Otago Rugby Football Union general manager Richard Kinley wasn't in a position to comment about McDowall's future career.

But given that McDowall had made the under-19 representative team, which placed fifth at this year's national tournament, meant he was "obviously not a bad player".

Similar cases

* In 2012, an ex-All Black had a conviction of assaulting his son overturned on appeal, with a High Court judge ruling he was at risk of losing employment from speaking engagements oversees.

* Last year, Blues player Francis Saili was been discharged without conviction for driving while his licence was suspended. Blues coach John Kirwan told the court a criminal record could affect his future selection.

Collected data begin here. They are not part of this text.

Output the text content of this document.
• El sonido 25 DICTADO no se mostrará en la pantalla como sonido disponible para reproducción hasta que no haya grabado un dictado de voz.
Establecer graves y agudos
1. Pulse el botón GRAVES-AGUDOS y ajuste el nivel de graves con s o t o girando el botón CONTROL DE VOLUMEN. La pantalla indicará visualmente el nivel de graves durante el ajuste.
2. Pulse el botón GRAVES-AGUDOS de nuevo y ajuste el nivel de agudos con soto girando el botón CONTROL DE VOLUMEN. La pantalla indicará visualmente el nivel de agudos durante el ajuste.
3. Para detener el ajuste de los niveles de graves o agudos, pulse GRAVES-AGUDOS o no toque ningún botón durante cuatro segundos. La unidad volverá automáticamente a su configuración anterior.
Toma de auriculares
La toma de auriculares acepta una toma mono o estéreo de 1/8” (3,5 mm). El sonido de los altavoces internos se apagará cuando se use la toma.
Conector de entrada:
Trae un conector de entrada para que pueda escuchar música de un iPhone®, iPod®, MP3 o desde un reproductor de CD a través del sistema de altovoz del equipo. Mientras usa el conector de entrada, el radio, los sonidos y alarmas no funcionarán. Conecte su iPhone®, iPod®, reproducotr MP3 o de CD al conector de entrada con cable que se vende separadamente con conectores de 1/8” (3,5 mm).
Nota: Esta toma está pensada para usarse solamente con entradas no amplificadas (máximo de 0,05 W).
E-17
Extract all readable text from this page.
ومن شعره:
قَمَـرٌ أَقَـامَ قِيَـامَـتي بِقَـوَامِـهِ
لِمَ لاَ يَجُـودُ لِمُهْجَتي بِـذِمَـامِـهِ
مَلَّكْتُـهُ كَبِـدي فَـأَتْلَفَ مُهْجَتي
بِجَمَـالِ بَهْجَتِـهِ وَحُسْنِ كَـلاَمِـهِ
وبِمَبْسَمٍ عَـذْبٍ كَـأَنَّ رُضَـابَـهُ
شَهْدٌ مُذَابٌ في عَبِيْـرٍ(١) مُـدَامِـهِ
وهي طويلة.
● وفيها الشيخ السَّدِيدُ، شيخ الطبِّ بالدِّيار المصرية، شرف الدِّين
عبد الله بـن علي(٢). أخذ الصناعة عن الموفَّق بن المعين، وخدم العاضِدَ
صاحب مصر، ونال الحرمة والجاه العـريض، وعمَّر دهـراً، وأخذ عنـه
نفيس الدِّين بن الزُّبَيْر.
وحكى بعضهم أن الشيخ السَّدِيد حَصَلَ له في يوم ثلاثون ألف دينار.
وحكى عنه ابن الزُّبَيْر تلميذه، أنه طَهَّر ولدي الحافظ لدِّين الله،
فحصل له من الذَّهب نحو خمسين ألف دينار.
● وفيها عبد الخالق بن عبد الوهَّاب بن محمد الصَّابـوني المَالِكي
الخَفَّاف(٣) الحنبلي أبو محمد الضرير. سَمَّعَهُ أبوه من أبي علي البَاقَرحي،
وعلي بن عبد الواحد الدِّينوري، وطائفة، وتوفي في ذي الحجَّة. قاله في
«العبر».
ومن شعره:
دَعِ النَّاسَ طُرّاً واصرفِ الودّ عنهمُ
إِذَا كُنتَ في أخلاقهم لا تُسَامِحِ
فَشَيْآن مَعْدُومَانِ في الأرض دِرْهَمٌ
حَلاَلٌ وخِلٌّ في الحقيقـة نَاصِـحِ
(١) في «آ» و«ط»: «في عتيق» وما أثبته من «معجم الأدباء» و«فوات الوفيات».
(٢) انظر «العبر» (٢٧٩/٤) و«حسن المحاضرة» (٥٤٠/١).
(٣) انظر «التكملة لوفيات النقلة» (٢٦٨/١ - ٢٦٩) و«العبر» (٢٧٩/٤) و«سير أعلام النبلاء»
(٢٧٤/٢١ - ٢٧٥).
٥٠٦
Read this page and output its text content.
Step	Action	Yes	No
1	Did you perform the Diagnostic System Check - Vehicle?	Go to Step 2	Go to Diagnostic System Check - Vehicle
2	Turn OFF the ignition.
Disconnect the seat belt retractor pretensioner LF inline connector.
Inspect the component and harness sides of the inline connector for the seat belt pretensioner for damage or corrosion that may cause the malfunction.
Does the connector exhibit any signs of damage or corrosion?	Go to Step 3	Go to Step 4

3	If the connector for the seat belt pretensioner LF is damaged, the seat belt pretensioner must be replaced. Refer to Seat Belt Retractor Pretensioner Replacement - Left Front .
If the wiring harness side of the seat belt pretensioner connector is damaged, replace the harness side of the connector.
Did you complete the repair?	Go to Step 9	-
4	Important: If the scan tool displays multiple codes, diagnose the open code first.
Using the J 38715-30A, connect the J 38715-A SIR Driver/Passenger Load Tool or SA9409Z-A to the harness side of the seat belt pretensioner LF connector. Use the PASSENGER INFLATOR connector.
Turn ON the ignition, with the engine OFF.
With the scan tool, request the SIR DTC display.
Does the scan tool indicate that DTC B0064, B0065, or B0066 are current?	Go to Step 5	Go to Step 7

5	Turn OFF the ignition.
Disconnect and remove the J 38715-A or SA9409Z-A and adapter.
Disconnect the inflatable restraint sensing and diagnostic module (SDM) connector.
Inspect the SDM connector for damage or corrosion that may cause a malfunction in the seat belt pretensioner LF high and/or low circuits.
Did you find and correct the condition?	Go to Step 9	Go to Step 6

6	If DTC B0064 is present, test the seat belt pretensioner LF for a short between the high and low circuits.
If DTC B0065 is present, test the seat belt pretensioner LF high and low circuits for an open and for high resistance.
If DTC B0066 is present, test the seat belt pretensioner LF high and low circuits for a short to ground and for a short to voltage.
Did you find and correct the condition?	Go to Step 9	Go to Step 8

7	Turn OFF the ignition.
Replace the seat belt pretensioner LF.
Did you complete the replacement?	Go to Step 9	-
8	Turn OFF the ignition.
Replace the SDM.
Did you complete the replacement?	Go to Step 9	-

Saili was disqualified from driving for six months and ordered to pay $1000 to a road safety charity.

* Polocrosse player Casey Anne Mullany was last year originally granted name suppression and discharged without conviction after being convicted of drink-driving on the basis it could impede her ability to compete overseas. The decision was overturned on appeal.

* In June, international freestyle snowboarder Ben James Stewart, 21, escaped conviction for cannabis offences, with a judge saying he hoped he goes on to "realise your potential".

* Basketballer Jordina Katu failed in her attempt to avoid a drink-driving conviction in January after a judge found there was no guarantee of her selection to travel overseas with the Tall Ferns.

* The son of the Maori King, Korotangi Te Hokinga Mai Douglas Paki, 19, was originally discharged without conviction in the Auckland District Court on charges of burglary, theft and drink-driving. The ruling was overturned earlier this month, after the Crown was successful in its High Court appeal.

* Air New Zealand pilot George Robert Meyer, 32, was caught riding a scooter without a helmet and more than two and a half times the alcohol limit. avoided conviction after a judge said a drink-driving conviction would stop Aucklander working as a long-haul pilot and granted his application for a discharge to maintain a clean record.